While there is scant information on national trends for Jewish seniors — the National Jewish Population Survey is a decade old and covers the 1990s — anecdotal evidence suggests that many are moving west, either to be near their children or because they come from the West and the Midwest.
“Almost no Jews have moved to Florida from the West Coast,” said Ira Sheskin, director of the Jewish Demography Project of the Sue and Leonard Miller Center for Contemporary Jewish Studies at the University of Miami. “Less than 2 percent.”
And nearly all the Jewish seniors who move west are looking for a change from what once was the inevitable Miami migration.
“Like all New Yorkers, we thought we have to beat the winters and go to Florida,” said Arnie Palestine (his name is a relic of ancestors who had moved to prestate Israel). But after a few visits to Phoenix, the couple realized that despite their family on the East Coast, they would rather move west.
“There’s no humidity here; there’s dry heat. There’s more culture here,” he said, noting that the Scottsdale community has grown significantly since they arrived in 1992. (There’s a new 12,500-square-foot, Jewish star-shaped JCC with 6,000 members, 40 percent seniors.) “We have Broadway here, we have music, we have art, we have opera. We have everything you’d want.”

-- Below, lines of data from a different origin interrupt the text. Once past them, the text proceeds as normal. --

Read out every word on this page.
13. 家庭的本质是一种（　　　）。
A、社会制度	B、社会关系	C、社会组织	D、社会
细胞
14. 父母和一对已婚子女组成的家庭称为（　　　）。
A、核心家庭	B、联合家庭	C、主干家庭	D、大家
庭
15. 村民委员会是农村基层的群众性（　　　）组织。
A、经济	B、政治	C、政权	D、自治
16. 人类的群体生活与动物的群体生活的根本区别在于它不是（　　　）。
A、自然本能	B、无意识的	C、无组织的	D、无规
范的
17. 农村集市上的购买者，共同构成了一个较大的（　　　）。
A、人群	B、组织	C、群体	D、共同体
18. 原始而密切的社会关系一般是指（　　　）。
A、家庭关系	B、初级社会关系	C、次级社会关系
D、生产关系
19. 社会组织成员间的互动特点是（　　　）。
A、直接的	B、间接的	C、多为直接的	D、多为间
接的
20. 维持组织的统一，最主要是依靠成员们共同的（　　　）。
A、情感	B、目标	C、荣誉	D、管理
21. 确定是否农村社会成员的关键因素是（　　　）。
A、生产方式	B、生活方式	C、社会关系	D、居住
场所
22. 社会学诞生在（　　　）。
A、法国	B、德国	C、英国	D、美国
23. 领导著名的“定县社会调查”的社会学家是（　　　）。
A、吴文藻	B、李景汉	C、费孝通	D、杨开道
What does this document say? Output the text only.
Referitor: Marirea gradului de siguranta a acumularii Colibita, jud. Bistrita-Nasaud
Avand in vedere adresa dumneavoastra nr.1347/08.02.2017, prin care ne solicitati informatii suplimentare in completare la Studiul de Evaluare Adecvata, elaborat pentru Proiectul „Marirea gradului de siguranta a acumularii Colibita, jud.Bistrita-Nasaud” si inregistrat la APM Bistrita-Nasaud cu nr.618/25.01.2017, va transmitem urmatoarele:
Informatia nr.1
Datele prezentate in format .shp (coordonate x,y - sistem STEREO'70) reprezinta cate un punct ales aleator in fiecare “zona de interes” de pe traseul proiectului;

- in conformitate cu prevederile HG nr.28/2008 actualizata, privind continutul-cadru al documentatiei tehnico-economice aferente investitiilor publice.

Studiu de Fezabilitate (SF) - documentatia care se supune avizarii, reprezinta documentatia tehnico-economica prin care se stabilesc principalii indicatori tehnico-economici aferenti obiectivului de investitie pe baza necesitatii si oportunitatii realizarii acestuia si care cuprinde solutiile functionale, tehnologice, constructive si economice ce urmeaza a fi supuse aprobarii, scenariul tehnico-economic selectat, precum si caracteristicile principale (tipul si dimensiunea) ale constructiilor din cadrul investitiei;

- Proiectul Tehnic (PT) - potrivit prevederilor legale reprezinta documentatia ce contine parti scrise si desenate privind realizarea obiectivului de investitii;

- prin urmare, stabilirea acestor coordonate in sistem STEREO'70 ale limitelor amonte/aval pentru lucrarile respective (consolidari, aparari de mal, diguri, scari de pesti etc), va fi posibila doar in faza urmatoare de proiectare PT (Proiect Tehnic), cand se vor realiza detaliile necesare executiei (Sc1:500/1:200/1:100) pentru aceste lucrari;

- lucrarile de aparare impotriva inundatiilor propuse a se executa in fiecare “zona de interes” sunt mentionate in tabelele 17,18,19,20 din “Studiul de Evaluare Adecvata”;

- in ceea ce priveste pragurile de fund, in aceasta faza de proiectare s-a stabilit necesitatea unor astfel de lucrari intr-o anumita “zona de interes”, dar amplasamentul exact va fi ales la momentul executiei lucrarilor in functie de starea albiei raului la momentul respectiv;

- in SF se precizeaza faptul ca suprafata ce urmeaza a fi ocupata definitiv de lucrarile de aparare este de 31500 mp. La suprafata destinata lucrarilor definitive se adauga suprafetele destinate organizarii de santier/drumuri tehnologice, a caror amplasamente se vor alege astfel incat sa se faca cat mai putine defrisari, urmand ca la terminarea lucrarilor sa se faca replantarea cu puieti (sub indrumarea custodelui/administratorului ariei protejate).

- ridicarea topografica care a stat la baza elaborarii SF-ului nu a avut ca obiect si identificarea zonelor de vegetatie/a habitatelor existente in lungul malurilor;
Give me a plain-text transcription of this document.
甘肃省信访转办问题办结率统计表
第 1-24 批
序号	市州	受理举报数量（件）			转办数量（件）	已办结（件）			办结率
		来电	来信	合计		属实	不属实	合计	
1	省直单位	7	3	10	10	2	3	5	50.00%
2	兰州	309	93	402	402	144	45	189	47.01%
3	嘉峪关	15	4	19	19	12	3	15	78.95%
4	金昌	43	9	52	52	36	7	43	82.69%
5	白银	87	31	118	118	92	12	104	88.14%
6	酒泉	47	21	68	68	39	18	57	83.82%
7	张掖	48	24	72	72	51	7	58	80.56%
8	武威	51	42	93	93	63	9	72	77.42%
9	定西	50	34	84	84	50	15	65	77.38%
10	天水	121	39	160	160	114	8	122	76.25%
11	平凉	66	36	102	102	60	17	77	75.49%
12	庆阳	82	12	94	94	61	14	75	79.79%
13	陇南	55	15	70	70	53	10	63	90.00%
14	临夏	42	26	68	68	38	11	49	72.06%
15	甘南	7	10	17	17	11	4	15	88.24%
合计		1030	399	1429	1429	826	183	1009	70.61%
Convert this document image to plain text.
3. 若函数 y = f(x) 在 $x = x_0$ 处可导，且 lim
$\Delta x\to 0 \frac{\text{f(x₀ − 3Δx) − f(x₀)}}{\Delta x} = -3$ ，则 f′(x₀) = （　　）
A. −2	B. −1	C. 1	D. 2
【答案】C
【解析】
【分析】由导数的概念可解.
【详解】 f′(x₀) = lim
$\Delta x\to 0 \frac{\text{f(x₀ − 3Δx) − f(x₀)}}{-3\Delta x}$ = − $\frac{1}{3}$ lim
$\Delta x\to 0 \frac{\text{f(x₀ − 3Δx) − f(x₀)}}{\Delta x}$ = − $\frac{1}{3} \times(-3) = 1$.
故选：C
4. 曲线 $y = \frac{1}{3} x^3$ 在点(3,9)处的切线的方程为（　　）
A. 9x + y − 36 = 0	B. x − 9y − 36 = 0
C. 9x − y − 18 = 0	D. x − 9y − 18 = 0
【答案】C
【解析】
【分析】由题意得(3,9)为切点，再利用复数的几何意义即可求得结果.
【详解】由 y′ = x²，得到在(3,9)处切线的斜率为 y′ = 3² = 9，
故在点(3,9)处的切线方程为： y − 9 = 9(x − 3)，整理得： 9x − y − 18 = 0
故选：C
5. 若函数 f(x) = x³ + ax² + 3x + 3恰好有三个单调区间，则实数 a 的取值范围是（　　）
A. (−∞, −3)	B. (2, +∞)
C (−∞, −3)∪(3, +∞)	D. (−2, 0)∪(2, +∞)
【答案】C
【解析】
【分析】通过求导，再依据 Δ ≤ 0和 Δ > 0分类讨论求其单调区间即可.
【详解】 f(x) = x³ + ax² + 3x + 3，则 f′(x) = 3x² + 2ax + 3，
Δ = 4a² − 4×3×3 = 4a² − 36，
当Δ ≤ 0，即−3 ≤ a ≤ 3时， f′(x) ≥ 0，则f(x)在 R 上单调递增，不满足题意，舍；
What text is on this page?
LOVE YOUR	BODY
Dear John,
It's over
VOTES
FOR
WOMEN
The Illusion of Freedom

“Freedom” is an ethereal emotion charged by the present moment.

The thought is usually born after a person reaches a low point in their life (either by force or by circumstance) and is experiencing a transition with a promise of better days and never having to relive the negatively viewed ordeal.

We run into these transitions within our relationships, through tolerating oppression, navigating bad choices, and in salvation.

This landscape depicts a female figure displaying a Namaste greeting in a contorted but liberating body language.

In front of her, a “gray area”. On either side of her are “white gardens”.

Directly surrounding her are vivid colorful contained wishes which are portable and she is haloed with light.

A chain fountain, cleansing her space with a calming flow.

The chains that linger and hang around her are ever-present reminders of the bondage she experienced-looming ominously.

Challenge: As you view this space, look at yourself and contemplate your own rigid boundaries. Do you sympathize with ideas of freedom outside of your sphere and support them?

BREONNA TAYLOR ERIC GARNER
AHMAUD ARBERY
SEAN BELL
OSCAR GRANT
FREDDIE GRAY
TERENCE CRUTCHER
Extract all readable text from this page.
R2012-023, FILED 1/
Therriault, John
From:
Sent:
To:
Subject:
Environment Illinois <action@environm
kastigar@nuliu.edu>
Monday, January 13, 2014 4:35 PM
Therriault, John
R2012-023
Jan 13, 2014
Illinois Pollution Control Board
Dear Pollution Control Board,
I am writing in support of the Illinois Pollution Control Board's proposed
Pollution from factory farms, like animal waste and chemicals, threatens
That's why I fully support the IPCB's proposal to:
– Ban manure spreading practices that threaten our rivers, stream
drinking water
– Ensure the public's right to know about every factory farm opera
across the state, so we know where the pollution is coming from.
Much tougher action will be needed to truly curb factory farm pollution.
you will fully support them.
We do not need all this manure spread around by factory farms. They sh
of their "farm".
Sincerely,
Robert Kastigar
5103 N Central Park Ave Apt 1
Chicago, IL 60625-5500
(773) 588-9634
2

With one son in Northern California and a daughter on the East Coast, it was a tough call for Lorraine and Ira Kurtze to pick Las Vegas over Florida for retirement. But three years ago, the Long Island couple moved West.
“I personally don’t like the people in Florida. I find them to be crotchety old people, very into themselves, not very friendly,” Lorraine Kurtze said, attributing it to clannishness of too many New Yorkers in one place.
“Here we find people go out of their way to be friendly,” she said. Ironically, many of her friends are Jewish New Yorkers who also relocated to Vegas.
She also likes Las Vegas’ culture. Living in Sienna, an upscale retirement community 20 minutes from the Strip, the Kurtzes often go to live shows (often free to locals), and ’50s-style dancing, as well as to dinner with new friends — and old friends visiting from the East. They visit their children in California and New York.
Rone said in Palm Springs there are “very few” East Coast Jews. Mostly the residents are from Minnesota, Chicago, Washington and Los Angeles.
It doesn’t matter to Rone.
“We love the desert. We love the ambiance; we love the topography; we love the geography,” he said. “We came here many years ago on business and fell in love with the place. We decided when we retired it would be here.”
But with only one son in Seattle and the rest of the family on the East Coast, the Rones only stay in California for the winter.
“Family’s the only reason we’re not here all year,” he said.
With the faltering economy, predicting where anyone will move is difficult, including Jewish seniors. On the one hand, with stock, pension and housing prices tumbling, Sheskin said “people might be reluctant to move.”
“On the other hand, if you could downsize from a five-bedroom house in New York to a two-bedroom condominium in Florida” — for those who can sell at a decent price — “that may have its advantages,” he said.
But some East Coast Jews are actually not moving south at all — unless you count south as southern New Jersey. According to the 2008 Jewish Community Study of Middlesex County, in the central part of New Jersey, many Jews are moving to southern counties and not out of state.
Actually, Sheskin said, in the general population, 95 percent of Americans at age 70 are living in the same house as they did at 65. And while Jewish seniors may move and migrate at a higher rate — he estimates about 80 percent to 85 percent — many people stay home.
“We’ve always been under the impression that when people turn 65 they retire and move,” he said. “I’m trying to dispel the impression that every Jew in New York is moving to Miami. They’re not.”